UNIVERSAL HEALTH SERVICES, INC.

EMPLOYEE STOCK PURCHASE PLAN

 

1. Purpose. The purpose of this Universal Health Services, Inc. Employee Stock Purchase Plan (the “Plan”) is to provide eligible Employees of Universal Health Services, Inc., a Delaware corporation (the “Company”), and its Participating Subsidiaries with a convenient way to acquire shares of Common Stock through payroll deductions.

 

2. Definitions. Wherever used herein, the following terms have the following meanings:

 

(a) “Account” means the bookkeeping account established in the name of each Participant to reflect the payroll deductions made on behalf of the Participant.

 

(b) “Board” means the Board of Directors of the Company.

 

(c) “Code” means the Internal Revenue Code of 1986, as amended.

 

(d) “Committee” means the Compensation Committee of the Board or such other committee appointed by the Board to administer the Plan. The full Board may perform any function of the Committee hereunder, in which case the term “Committee” shall refer to the Board.

 

(e) “Common Stock” means the Company’s Class B Common Stock, $0.01 par value per share.

 

(f) “Compensation” means all regular salary, wages or earnings, including overtime pay, commissions and bonuses.

 

(g) “Effective Date” means February 1, 2005.

 

(h) “Employee” means an individual who performs services for the Company or a Participating Subsidiary in an employer-employee relationship. Employees shall not include independent contractors, leased employees or employees of a third party under an agency agreement.

 

(i) “Exercise Date” means the last day of an Offering Period.

 

(j) “Fair Market Value” means the fair market value of a share of Common Stock as determined in good faith by the Committee or under procedures established by the Committee. Unless otherwise determined by the Committee, the Fair Market Value of a share of Common Stock as of any given date shall be the closing sale price per share of the Common Stock reported on a consolidated basis for securities listed on the principal stock exchange or market on which the Common Stock is traded on the date as of which such value is being determined or, if there is no sale on that day, then on the next day on which a sale was reported.

 

(k) “Offering Period” means (i) with respect to the first Offering Period under the Plan, the five month period commencing February 1, 2005 and ending June 30, 2005, (ii)
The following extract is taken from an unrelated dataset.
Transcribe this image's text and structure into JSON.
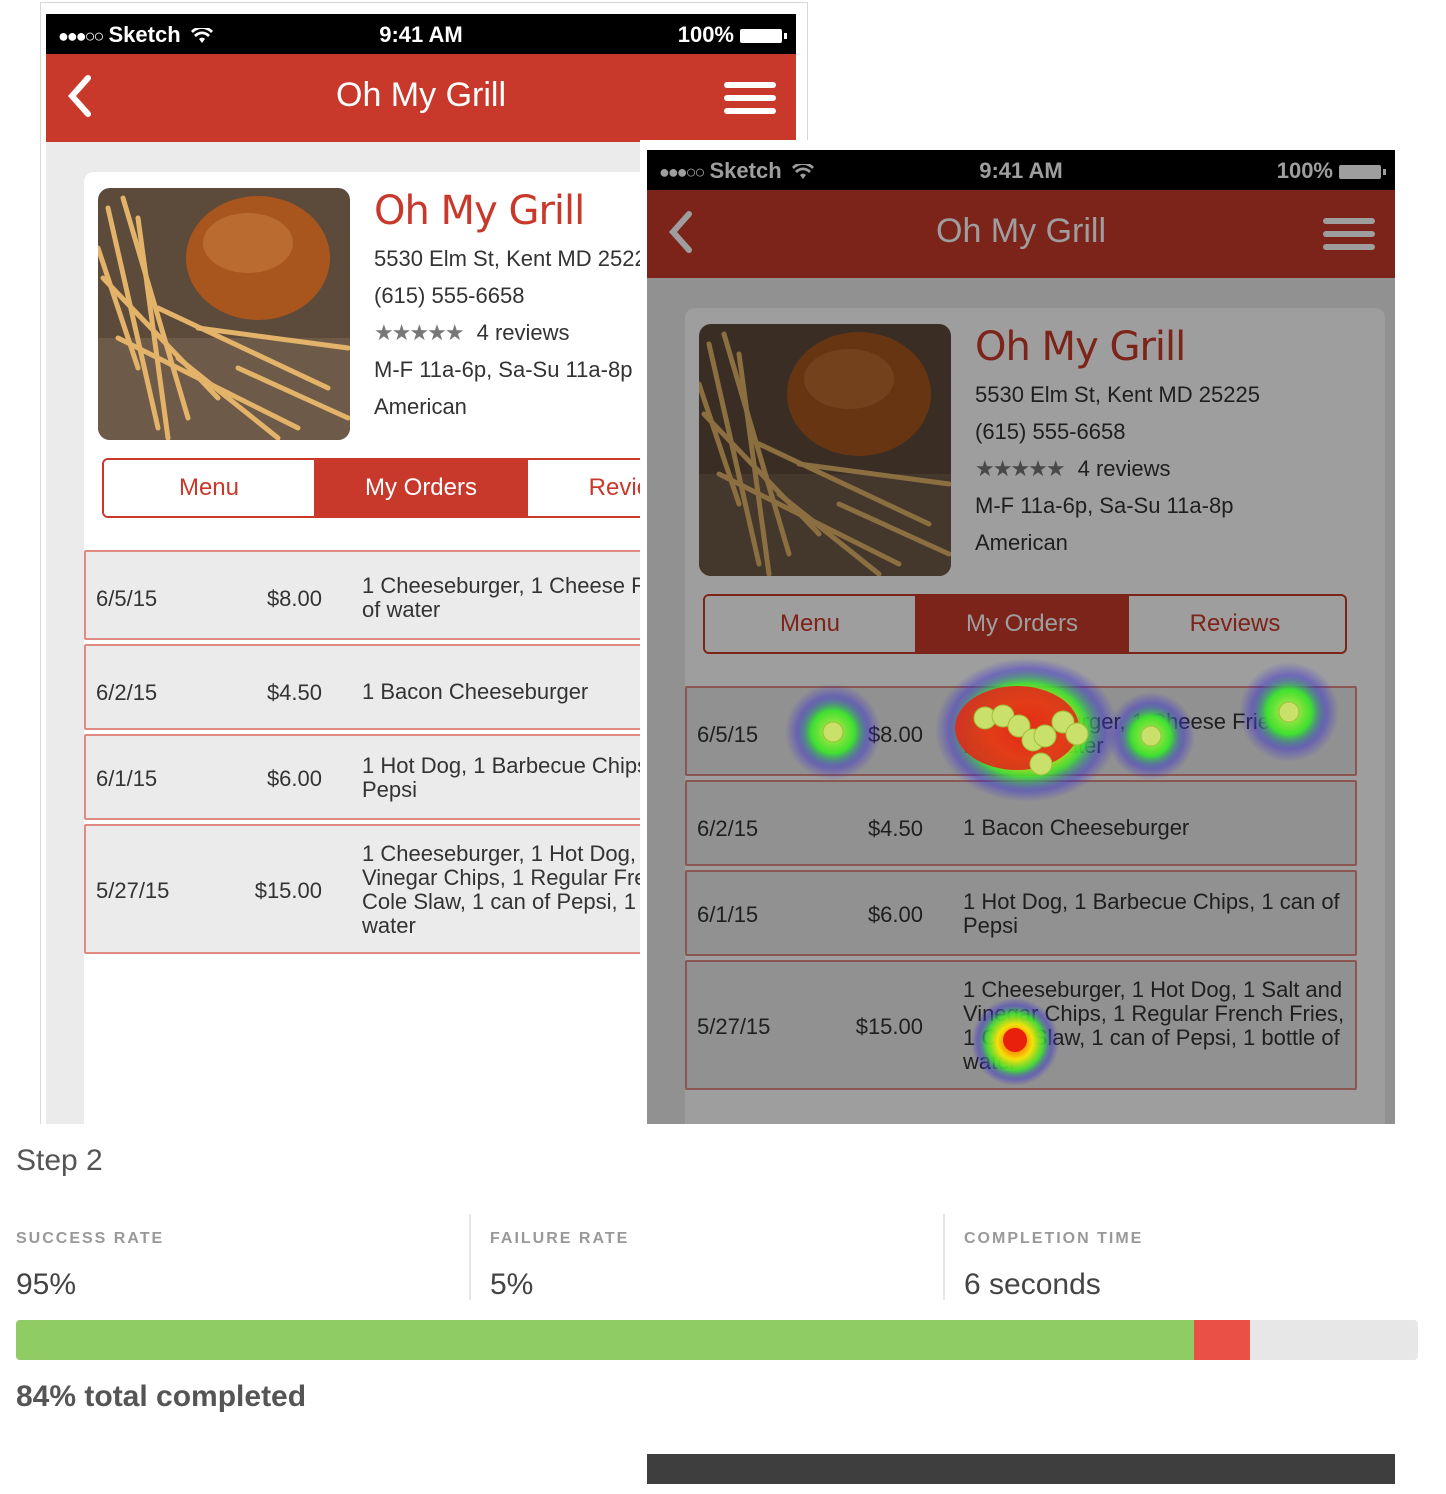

with respect to the second and third Offering Periods under the Plan, the quarterly periods commencing July 1, 2005 and October 1, 2005, respectively, and (iii) thereafter, the quarterly periods commencing as of January 1, April 1, July 1 and October 1 of each calendar year; provided, however, that the Committee may, in its sole discretion, modify the duration of any Offering Period, including the commencement and termination dates thereof, prior to the commencement of any such Offering Period.

 

(l) “Participant” means any Employee for whom an Account is maintained under the Plan.

 

(m) “Participating Subsidiary” means (i) any entity in which the Company holds, directly or indirectly, at least a 50% ownership interest, or (ii) any other entity in which the Company holds, directly or indirectly, a substantial ownership interest (that is less than a 50% ownership interest) and which has been designated by the Committee as a Participating Subsidiary including, without limitation, the entities set forth on Schedule I hereto (as amended or supplemented from time to time).

 

(n) “Purchase Price” shall have meaning specified in Section 8.

 

3. Available Shares. Subject to the provisions of Section 13 hereof, the maximum number of shares of Common Stock available for issuance pursuant to the Plan shall not exceed 1,000,000. Such shares may be either authorized and unissued or held by the Company in its treasury. The Committee may cause the Company to purchase previously-issued and outstanding shares of Common Stock in order to enable the Company to satisfy its obligations hereunder.

 

4. Administration. The Plan shall be administered by the Committee. Subject to the provisions of the Plan, the Committee, acting in its sole and absolute discretion, shall have full power and authority to interpret the provisions of the Plan, to change the time covered by an Offering Period, to supervise the administration of the Plan, and to take such other action as may be necessary or desirable in order to carry out the provisions of the Plan. A majority of the members of the Committee shall constitute a quorum. The Committee may act by the vote of a majority of its members present at a meeting at which there is a quorum or by unanimous written consent. The decisions of the Committee with regard to questions of construction, interpretation and administration, shall be final, binding and conclusive on all persons. The Committee shall keep a record of its proceedings and acts and will keep or cause to be kept such books and records as may be necessary in connection with the proper administration of the Plan. The Company shall indemnify and hold harmless each member of the Committee and any employee or director of the Company to whom any duty or power relating to the administration or interpretation of the Plan is delegated from and against any loss, cost, liability (including any sum paid in settlement of a claim with the approval of the Board), damage and expense (including legal and other expenses incident thereto) arising out of or incurred in connection with the Plan, unless and except to the extent attributable to such person’s fraud or willful misconduct.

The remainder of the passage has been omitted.